Last week, I spoke to a friend who had sold her startup a few years ago.
Her reason for selling was simple...
"We had £2 million in annual revenue and were told we needed to expand into 12 new territories.
We didn't know how."
Her startup was innovative and was snapped up by a larger company.
Within 3 years, the annual revenue from the acquisition was £48 million.
Looking at companies, it's easy to be blinded by innovation hype.
But when you ask...
Where does the value (revenue) come from - operations or innovation?
Attention to the froth seems misplaced.
For think tanks and startups, everything is about innovation.
But they fail... a lot.
Unless you're in a company expecting to fail, it's all about operations.
Doing what you say you are going to do.
Each time.
Every time.
The pockets of innovation in these companies focus on emerging standards, how to become more efficient, and occasionally creating the next cash cow.
Life in a business older than 5-10 years is about operations, systems, policies, processes, procedures...
...this is what we do.
...this is how we do it.
It's why startups get acquired...
Innovation and the next cash cow is bought at a known and quantifiable cost.
Then, it is operationalised.
Whether crafted by scenario planning sessions.
Or documented in standard operating procedures.

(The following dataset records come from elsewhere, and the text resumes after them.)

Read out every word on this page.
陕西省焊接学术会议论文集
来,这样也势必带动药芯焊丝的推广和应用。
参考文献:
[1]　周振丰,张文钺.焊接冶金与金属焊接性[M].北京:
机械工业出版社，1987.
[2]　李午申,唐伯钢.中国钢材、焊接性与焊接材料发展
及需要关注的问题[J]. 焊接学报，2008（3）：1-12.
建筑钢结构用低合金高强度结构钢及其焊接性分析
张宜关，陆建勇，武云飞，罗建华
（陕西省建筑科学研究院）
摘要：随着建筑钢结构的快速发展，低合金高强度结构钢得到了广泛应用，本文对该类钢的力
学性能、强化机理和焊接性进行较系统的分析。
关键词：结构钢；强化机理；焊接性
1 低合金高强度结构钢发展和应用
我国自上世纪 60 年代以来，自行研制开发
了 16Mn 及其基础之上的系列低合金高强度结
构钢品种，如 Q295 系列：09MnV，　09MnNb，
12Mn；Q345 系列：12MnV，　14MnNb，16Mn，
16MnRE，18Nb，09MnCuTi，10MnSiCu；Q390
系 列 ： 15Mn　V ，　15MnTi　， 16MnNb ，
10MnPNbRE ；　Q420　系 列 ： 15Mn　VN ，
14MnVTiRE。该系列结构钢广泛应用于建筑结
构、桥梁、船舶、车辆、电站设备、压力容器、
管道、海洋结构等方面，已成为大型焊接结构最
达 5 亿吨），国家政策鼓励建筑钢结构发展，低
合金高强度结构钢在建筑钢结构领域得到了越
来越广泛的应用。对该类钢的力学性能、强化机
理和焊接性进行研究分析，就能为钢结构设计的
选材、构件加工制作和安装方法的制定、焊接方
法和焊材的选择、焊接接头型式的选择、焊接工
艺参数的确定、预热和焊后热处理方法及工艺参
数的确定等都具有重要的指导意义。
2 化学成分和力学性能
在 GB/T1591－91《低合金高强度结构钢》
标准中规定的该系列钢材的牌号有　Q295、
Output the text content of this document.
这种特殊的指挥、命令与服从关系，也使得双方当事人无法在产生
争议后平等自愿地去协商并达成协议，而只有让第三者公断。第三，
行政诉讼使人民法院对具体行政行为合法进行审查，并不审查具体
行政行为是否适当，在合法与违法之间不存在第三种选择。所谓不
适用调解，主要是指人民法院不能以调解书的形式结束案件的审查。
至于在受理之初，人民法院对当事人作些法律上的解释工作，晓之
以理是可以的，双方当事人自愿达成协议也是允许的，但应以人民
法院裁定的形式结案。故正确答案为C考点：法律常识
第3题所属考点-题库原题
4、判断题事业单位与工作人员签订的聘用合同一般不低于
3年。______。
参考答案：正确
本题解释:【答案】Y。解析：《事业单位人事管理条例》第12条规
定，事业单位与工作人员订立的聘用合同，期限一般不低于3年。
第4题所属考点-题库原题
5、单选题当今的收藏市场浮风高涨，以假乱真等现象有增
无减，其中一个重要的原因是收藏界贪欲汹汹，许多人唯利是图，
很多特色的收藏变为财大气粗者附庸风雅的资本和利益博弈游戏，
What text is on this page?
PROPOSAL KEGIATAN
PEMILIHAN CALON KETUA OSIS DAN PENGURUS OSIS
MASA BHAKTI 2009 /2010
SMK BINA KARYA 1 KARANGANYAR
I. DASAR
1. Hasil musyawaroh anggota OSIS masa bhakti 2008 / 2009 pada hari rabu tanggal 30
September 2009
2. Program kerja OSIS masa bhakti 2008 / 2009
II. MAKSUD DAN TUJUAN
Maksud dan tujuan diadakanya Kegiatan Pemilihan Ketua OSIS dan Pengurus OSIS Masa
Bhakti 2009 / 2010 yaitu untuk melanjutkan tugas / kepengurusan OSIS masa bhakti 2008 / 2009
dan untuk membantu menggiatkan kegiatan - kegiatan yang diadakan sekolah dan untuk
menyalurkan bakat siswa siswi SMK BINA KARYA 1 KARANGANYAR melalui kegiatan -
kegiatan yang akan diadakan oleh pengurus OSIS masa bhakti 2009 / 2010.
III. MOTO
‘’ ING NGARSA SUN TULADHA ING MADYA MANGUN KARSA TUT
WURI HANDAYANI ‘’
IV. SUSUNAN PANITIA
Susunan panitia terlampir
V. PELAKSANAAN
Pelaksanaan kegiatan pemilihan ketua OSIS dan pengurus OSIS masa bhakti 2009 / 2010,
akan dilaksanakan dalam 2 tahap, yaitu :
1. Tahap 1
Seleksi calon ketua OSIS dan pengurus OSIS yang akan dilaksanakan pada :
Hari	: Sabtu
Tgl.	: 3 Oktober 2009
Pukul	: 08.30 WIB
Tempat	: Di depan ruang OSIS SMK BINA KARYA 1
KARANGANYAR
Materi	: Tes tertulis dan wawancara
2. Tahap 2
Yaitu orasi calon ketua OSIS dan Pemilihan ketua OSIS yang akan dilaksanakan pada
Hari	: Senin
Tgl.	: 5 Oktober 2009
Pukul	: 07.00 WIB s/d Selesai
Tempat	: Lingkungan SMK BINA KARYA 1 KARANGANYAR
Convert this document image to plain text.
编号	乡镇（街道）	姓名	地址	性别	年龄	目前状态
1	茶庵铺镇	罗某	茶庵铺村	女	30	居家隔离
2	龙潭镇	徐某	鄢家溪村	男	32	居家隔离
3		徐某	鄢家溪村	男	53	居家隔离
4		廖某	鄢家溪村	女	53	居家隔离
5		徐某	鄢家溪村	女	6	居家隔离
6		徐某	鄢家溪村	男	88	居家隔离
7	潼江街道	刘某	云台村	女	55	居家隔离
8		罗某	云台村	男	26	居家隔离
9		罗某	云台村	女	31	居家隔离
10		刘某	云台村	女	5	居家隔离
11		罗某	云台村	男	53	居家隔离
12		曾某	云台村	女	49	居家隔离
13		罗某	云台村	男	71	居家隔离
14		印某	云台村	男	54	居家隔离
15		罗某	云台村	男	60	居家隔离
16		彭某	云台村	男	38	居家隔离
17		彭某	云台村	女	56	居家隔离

Or informal "tribal knowledge".
The way a business works is embedded in its culture and business-as-usual operations.
Cybersecurity must do the same.
Cybersecurity is not an innovation.
Cybersecurity is a cost of doing business.
Cybersecurity is about operations.
Cybersecurity enforces your processes and policies - right-sizing constraints and friction.
When your sales teams travel internationally - there's more risk, so you need more security control.
There's a moderate risk when field technicians are on customer sites, so you need some controls.
When your support team is in the office, in a known and secure location - they shouldn't be interrupted.
Whether you have worked through a security scenario planning session.
Or your standard security practices have emerged.
Enforcing your security policies and practices is as fundamental as maintaining your electricity, water and coffee supply.
Should sales staff be able to access your entire customer database from an unmanaged personal computer?
Should your customers' personal data be available to any mobile device - even insecure and unencrypted ones? ...with all the privacy concerns that entails.
If not, what is your standard operating procedure to prevent this?
The most straightforward answer could be using Conditional Access
And - if your Conditional Access implementation aligns with your policies - little more thought is needed.
It's just an enforced standard operating procedure.